Tesco Mobile has once again won approval for its customer service, named the fifth best company in the Institute of Customer Service’s biannual league table. But consumer complaints are up across the economy, with customers growing weary of the ‘Covid excuse.’
Following a survey of 10,000 consumers, Tesco Mobile was awarded a customer satisfaction score of 83.9. It was outperformed by first-ranked HSBC division first direct and second-place department store John Lewis.
Despite its poor treatment of workers and evasion of taxes, Amazon ranked third among locked-down Britons reliant on its quick deliveries. Car manufacturer Suzuki came in fourth, while insurance provider Swinton shared the fifth slot with Tesco Mobile.

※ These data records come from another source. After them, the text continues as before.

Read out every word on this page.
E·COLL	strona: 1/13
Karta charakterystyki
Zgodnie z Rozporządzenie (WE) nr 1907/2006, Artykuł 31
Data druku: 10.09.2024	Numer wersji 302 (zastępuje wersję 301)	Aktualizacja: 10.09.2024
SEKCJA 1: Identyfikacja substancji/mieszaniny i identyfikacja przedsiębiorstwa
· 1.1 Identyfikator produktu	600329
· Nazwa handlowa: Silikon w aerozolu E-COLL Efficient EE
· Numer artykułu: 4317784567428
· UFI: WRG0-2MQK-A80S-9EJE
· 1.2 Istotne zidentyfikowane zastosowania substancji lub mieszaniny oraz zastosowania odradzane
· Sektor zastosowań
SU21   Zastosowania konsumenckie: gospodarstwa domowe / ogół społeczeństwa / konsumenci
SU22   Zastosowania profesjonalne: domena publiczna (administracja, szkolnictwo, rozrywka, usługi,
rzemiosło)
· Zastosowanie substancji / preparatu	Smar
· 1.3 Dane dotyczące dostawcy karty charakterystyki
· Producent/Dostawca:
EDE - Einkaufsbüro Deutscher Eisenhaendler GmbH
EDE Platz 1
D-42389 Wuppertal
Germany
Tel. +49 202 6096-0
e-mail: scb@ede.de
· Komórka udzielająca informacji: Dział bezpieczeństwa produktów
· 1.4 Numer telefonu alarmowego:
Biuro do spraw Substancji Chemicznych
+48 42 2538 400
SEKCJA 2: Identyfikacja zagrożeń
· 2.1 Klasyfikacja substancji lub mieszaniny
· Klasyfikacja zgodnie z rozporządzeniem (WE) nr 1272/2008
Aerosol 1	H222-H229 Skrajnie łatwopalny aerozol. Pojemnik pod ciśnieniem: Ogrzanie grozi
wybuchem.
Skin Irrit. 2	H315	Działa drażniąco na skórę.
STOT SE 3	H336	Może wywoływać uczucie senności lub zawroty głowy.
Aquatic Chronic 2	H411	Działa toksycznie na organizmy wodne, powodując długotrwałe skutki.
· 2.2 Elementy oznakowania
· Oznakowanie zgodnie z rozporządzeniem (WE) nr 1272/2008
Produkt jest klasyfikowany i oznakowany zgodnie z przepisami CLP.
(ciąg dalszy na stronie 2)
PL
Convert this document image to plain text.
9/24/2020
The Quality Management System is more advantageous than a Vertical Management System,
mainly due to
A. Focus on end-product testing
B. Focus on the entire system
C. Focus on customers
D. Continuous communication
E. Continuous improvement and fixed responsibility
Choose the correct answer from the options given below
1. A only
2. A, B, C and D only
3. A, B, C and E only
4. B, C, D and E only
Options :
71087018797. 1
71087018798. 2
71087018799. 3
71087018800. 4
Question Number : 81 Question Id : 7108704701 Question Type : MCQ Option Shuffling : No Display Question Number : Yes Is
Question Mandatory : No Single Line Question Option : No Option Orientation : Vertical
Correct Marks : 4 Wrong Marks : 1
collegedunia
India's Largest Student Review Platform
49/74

The supermarket’s mobile arm is already widely celebrated for its customer service. While rivals regularly hit customers with mid-contract price hikes, Tesco Mobile has pledged never to do so and urged telecoms regulator Ofcom to ban the practice for mobile operators and broadband providers.
Tesco Mobile was one of the most approved-of-mobile providers in Ofcom’s annual survey, with 91% of customers reporting satisfaction. It also regularly generates the fewest customer complaints in its sector—just 1 per 100,00 customers in Ofcom's latest data.
Other telecoms providers didn’t fare as well in the ICS's rankings. No other mobile provider and no broadband company earned a spot within the top 50. However, Virgin Mobile was named one of the 20 “most improved” firms, after increasing its customer satisfaction score from 68.1 to 72.7 over the last year.
But the wider telecoms and media sector showed improvement, with its overall customer satisfaction score increasing from 74.3 in January to 75.2 this month.
But in general, consumers are frustrated with poor service from companies and public services and are no longer willing to accept the coronavirus crisis as an excuse for problems ranging from late deliveries to long waits on the telephone.
Transport and local public services such as GP surgeries, councils and the police earned the most ire from consumers. Nearly half (48.1%) of consumers say they’ve noticed a change in the customer service they receive from local public services as a result of the pandemic.
Although consumers are understanding about delays, Covid no longer works as a blank excuse for failings, particularly more than a year into the pandemic, the ICS said.
Jo Causon, chief executive of the organisation, said: “Some of those [organisations] struggling to adapt to the new environment have used the pandemic as an excuse for basic service failures.
“For a time, this was understandable and justifiable. Many businesses reported satisfaction increases over the first six months of the pandemic, some of which was seemingly down to more understanding customer attitudes.
“However, customer patience has worn thin, and as we move out of lockdown, discerning customers will become increasingly less lenient.”